The Segregation Wall That Still Stands In Detroit
80 years ago, a wall was built to separate blacks from whites on the north side of Detroit. While it's original purpose has faded, the wall still stands as a reminder of what once was a severe racial division in the Motor City.
The wall went by many names, the "Birwood" Wall, the "Wailing" Wall and the "Eight Mile" Wall. It went up in 1941 when a plot of land west of Birwood Street along Detroit's fabled northern border of 8-Mile Road was being developed.
The neighborhood just to the east had long been a settling point for people of The Great Migration, a movement of Black people from the rural south to the industrial north to work factory jobs, which were plentiful.
Developers wanted to make it very clear that the wall was being built to symbolize that Blacks would remain one side, and Whites on the other.
The wall is now brightly painted with murals, and the discriminatory practices it once symbolized have been legislated away, but it still remains as a reminder of how we dealt with racial division in a different age.

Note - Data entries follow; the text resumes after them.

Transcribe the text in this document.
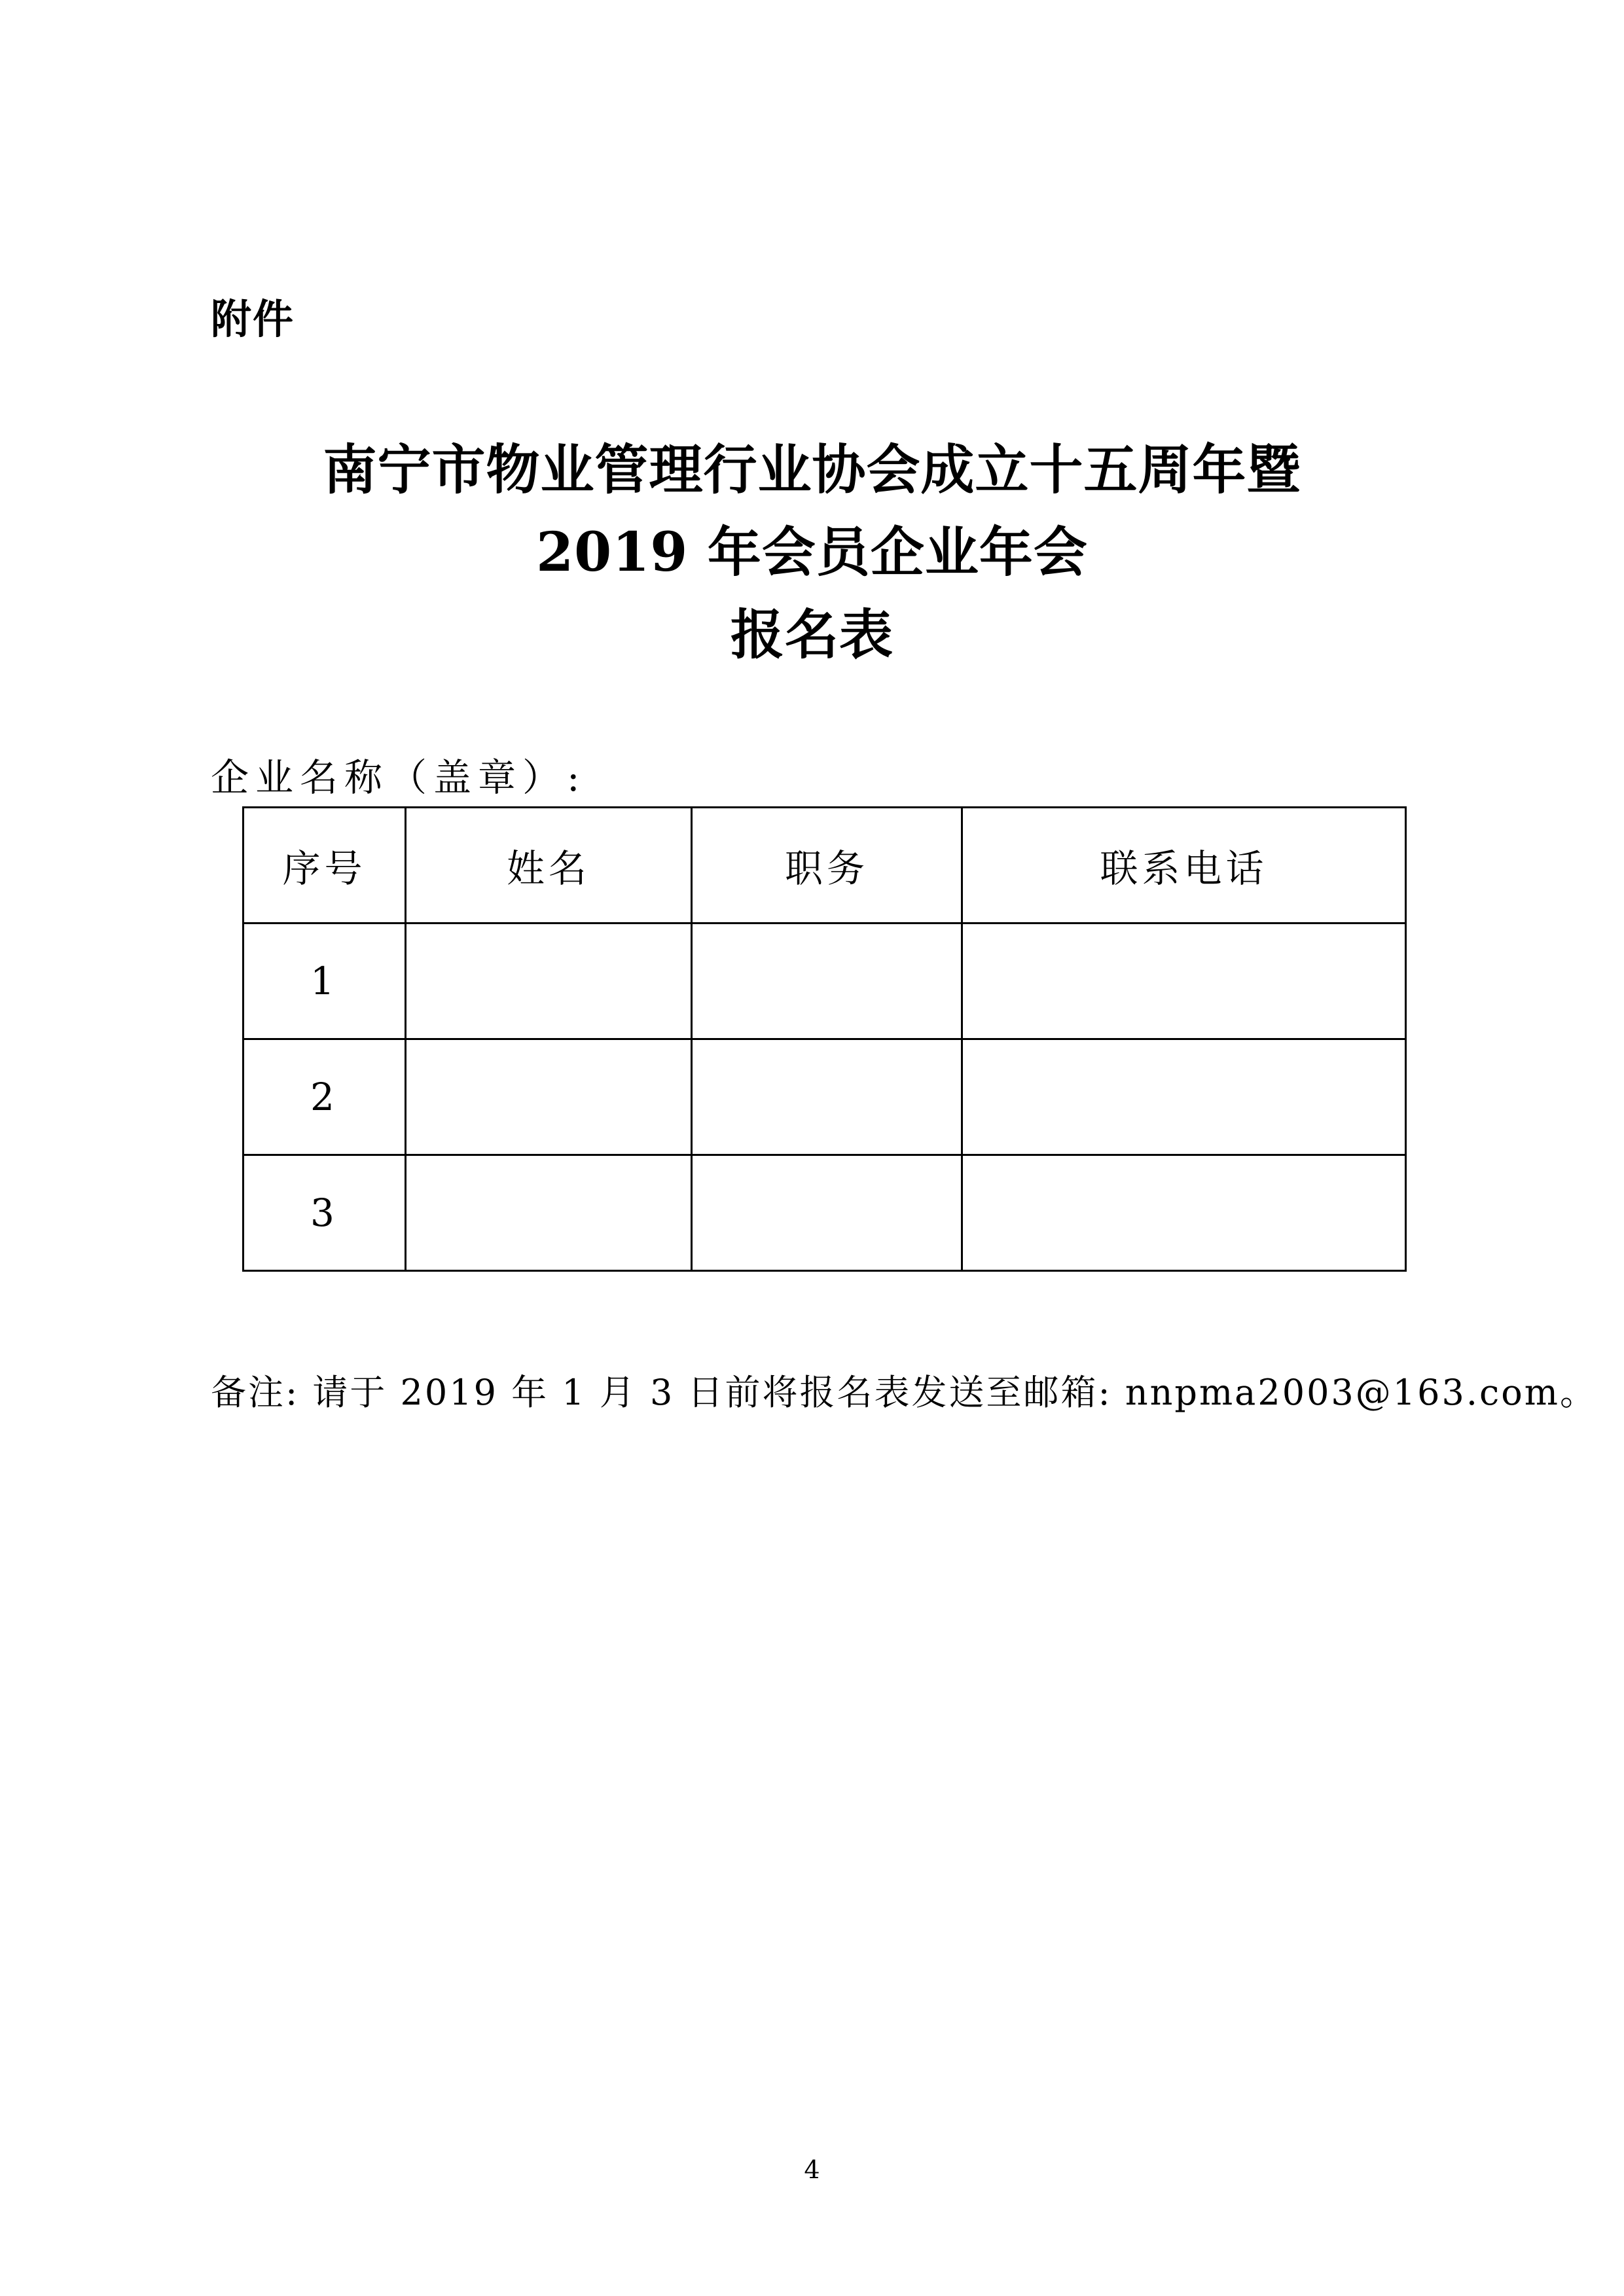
附件
南宁市物业管理行业协会成立十五周年暨
2019 年会员企业年会
报名表
企业名称（盖章）:
序号	姓名	职务	联系电话
1			
2			
3			
备注: 请于 2019 年 1 月 3 日前将报名表发送至邮箱: nnpma2003@163.com。
4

Although the wall wasn't built until 1941, it's origins really began when a northern section of the city was developed with Black workers in mind. Blackstone Park, as it was called, as marked on City Abstracts as having a "Negro concentration".
The stunning part of viewing these documents is that the city was not only clear about the race of where people lived, there also was a class division according to job level as well. Clearly marked at the top of the form is a space for "class and occupation", which is marked "Labor" or "working class".
Bridge Detroit picks up the story with the six foot tall wall's initial construction in 1941:
When construction workers began digging a trench between Mendota and Birwood streets in 1941, children came from blocks away to watch, author Gerald Van Dusen wrote in a book about the wall.
They watched for days as crews dug with an excavator, poured cement footings, then stacked concrete bricks until the wall extended the length of three city blocks.
“No one knew what to make of it,” Van Dusen wrote.
The wall’s purpose, however, quickly came into focus.
“CHARGE WALL BUILT TO SEPARATE RACES” screamed the headline across the front of the July 5, 1941, edition of The Michigan Chronicle, Detroit’s Black newspaper.
The paper, which characterized the wall as an effort to establish a “negro ghetto,” detailed a meeting of the city housing commission where a representative for the Blackstone Park development insisted the wall was “being put up simply to improve our subdivision by giving it a fixed border and trim.”
The residents of Shacktown didn’t buy that.
While the wall today is more a symbol of neighborhood cohesive rather than divider, the story of the wall is a fascinating reminder of how far we have come, and how far we have yet to go, as Detroit is still known as one of the most segregated cities in the country.